A freelancer’s hardest task is getting clients. You can be the best vendor or consultant in the world, yet if you cannot attract and retain a clientele, your work doesn’t matter. Part of gathering clients is determining how much you will charge them. You can only calculate how much to charge a client by using three methods of measurement:

  • Through time spent working
  • By what you’ve created for them
  • Or by using measurable results.

 

You may use a mix of all three of these methods but, there will always be an anchor. The anchor will be the main method by which all negotiation revolves around. In my field of copywriting, I charge by what I create. Instead of charging for my services by hourly rate, I charge by article or word count. I could charge by the time it takes to write an article or by the number of page views an article generates, but I personally don’t like those pricing models. The exact method you use is large in part, determined by the type of services you are providing.

 

Always Keep Your Pricing Flexible

When pricing your services, consider the exact dollar amount you will use as a starting point in your negotiations. You always want to be open to negotiating the price, as clients often provide you with more than just money in exchange for your work. A client’s value also comes from their network, as referrals are often the best way to grow your business and your reputation. A client’s value can also come from the project they are inviting you to contribute to, as certain projects are better for your portfolio than others.

 

Regardless of which of the three methods you decide to use, it is important to experiment with all three of them.
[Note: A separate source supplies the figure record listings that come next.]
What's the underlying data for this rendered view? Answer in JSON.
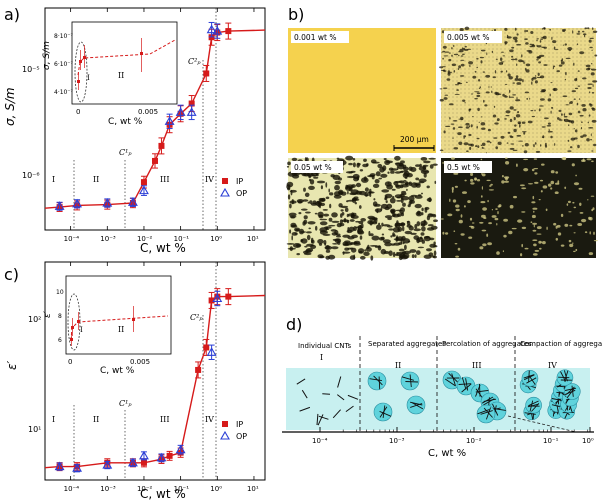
{
  "panel_a": {
    "label": "a)",
    "ylabel": "σ, S/m",
    "xlabel": "C, wt %",
    "ytick_upper": "10⁻⁵",
    "ytick_lower": "10⁻⁶",
    "xticks": [
      "10⁻⁴",
      "10⁻³",
      "10⁻²",
      "10⁻¹",
      "10⁰",
      "10¹"
    ],
    "regions": [
      "I",
      "II",
      "III",
      "IV"
    ],
    "cp1": "C¹ₚ",
    "cp2": "C²ₚ",
    "legend_ip": "IP",
    "legend_op": "OP",
    "inset": {
      "ylabel": "σ, S/m",
      "xlabel": "C, wt %",
      "yticks": [
        "8·10⁻⁷",
        "6·10⁻⁷",
        "4·10⁻⁷"
      ],
      "xticks": [
        "0",
        "0.005"
      ],
      "regions": [
        "I",
        "II"
      ]
    }
  },
  "panel_b": {
    "label": "b)",
    "images": [
      "0.001 wt %",
      "0.005 wt %",
      "0.05 wt %",
      "0.5 wt %"
    ],
    "scale": "200 µm"
  },
  "panel_c": {
    "label": "c)",
    "ylabel": "ε′",
    "xlabel": "C, wt %",
    "ytick_upper": "10²",
    "ytick_lower": "10¹",
    "xticks": [
      "10⁻⁴",
      "10⁻³",
      "10⁻²",
      "10⁻¹",
      "10⁰",
      "10¹"
    ],
    "regions": [
      "I",
      "II",
      "III",
      "IV"
    ],
    "cp1": "C¹ₚ",
    "cp2": "C²ₚ",
    "legend_ip": "IP",
    "legend_op": "OP",
    "inset": {
      "ylabel": "ε′",
      "xlabel": "C, wt %",
      "yticks": [
        "10",
        "8",
        "6"
      ],
      "xticks": [
        "0",
        "0.005"
      ],
      "regions": [
        "I",
        "II"
      ]
    }
  },
  "panel_d": {
    "label": "d)",
    "stages": [
      "Individual CNTs",
      "Separated aggregates",
      "Percolation of aggregates",
      "Compaction of aggregates"
    ],
    "numerals": [
      "I",
      "II",
      "III",
      "IV"
    ],
    "xticks": [
      "10⁻⁴",
      "10⁻³",
      "10⁻²",
      "10⁻¹",
      "10⁰"
    ],
    "xlabel": "C, wt %"
  },
  "chart_data": [
    {
      "type": "scatter",
      "title": "",
      "xlabel": "C, wt %",
      "ylabel": "σ, S/m",
      "xscale": "log",
      "yscale": "log",
      "xlim": [
        2e-05,
        20
      ],
      "ylim": [
        4e-07,
        2.8e-05
      ],
      "series": [
        {
          "name": "IP",
          "x": [
            5e-05,
            0.00015,
            0.001,
            0.005,
            0.01,
            0.02,
            0.03,
            0.05,
            0.1,
            0.2,
            0.5,
            0.7,
            1.0,
            2.0
          ],
          "y": [
            6.2e-07,
            6.4e-07,
            6.5e-07,
            6.7e-07,
            1e-06,
            1.5e-06,
            2e-06,
            3e-06,
            3.7e-06,
            4.5e-06,
            8e-06,
            1.6e-05,
            1.75e-05,
            1.8e-05
          ]
        },
        {
          "name": "OP",
          "x": [
            5e-05,
            0.00015,
            0.001,
            0.005,
            0.01,
            0.05,
            0.1,
            0.2,
            0.7,
            1.0
          ],
          "y": [
            6.3e-07,
            6.6e-07,
            6.7e-07,
            6.8e-07,
            8.5e-07,
            3.2e-06,
            3.8e-06,
            3.8e-06,
            1.85e-05,
            1.8e-05
          ]
        }
      ]
    },
    {
      "type": "scatter",
      "title": "",
      "xlabel": "C, wt %",
      "ylabel": "ε′",
      "xscale": "log",
      "yscale": "log",
      "xlim": [
        2e-05,
        20
      ],
      "ylim": [
        5.5,
        280
      ],
      "series": [
        {
          "name": "IP",
          "x": [
            5e-05,
            0.00015,
            0.001,
            0.005,
            0.01,
            0.03,
            0.05,
            0.1,
            0.3,
            0.5,
            0.7,
            1.0,
            2.0
          ],
          "y": [
            7,
            7,
            7.5,
            7.5,
            7.5,
            8,
            8.5,
            9,
            40,
            60,
            140,
            150,
            150
          ]
        },
        {
          "name": "OP",
          "x": [
            5e-05,
            0.00015,
            0.001,
            0.005,
            0.01,
            0.03,
            0.1,
            0.7,
            1.0
          ],
          "y": [
            7,
            6.8,
            7.2,
            7.5,
            8.5,
            8.2,
            9.5,
            55,
            145
          ]
        }
      ]
    }
  ]
}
Certain clients will only hire you if they can clock your hours, while others will only care about results and charge you a commission from actual revenue made. If your services necessitate it, you may want to include a retainer fee in your contract.

 

The retainer fee is a percentage of your services that you will charge before working for your client, which is used as proof that the client is committed to working with you. The price is usually between 5-10% of the total service fee but, you can charge more if your reputation allows for it. Some clients don’t accept retainer fees and you should use your best judgment when deciding to work with them. I would only work for a client without a retainer fee if they have a big network that I could leverage in the future.

 

Having a clear pricing model and a way of showing this to your clients before starting your work for them will always save you time in future discussions. You always want to make sure that your clients understand what it is you are doing for them and why they are being charged the price you are setting. If either of these are vague, you are doing your client a disservice. If you are shy about this topic of conversation when sending project proposals and setting initial client calls, there is a way to tackle that fear.

 

Questions Are The Best Starting Point When Explaining Your Pricing Structure

The best way to become more confident in talking about your fees is by showcasing your ability to understand your client. Instead of selling before naming the price of your fees, ask as many questions as possible. This will provide you with information necessary to tie your fees to their needs. When describing why you are pricing your services using your time, output, or results — bring the topic of conversation back to what the client needs from you.

 

If a client truly needs your services and if you are able to demonstrate how your services will clearly solve their problems, the conversation of setting your price will be easier to navigate. Hopefully, you will be able to communicate that you are charging not only for your services but, for an ongoing relationship with the client. You are charging to solve their current and future problems.

 

Lastly, finding the right price for your clients comes with experience. Additionally, you don’t need to leverage your own experience. Researching the advice of expert freelancers in your field can give you a ballpark figure to start working with. At the end of the day, play with the numbers.

 

If you find that prospective clients aren’t receptive to the current prices you are setting, perhaps you are charging too much or you need better clients. Experimentation will be the only way to determine which of these two scenarios is the real one.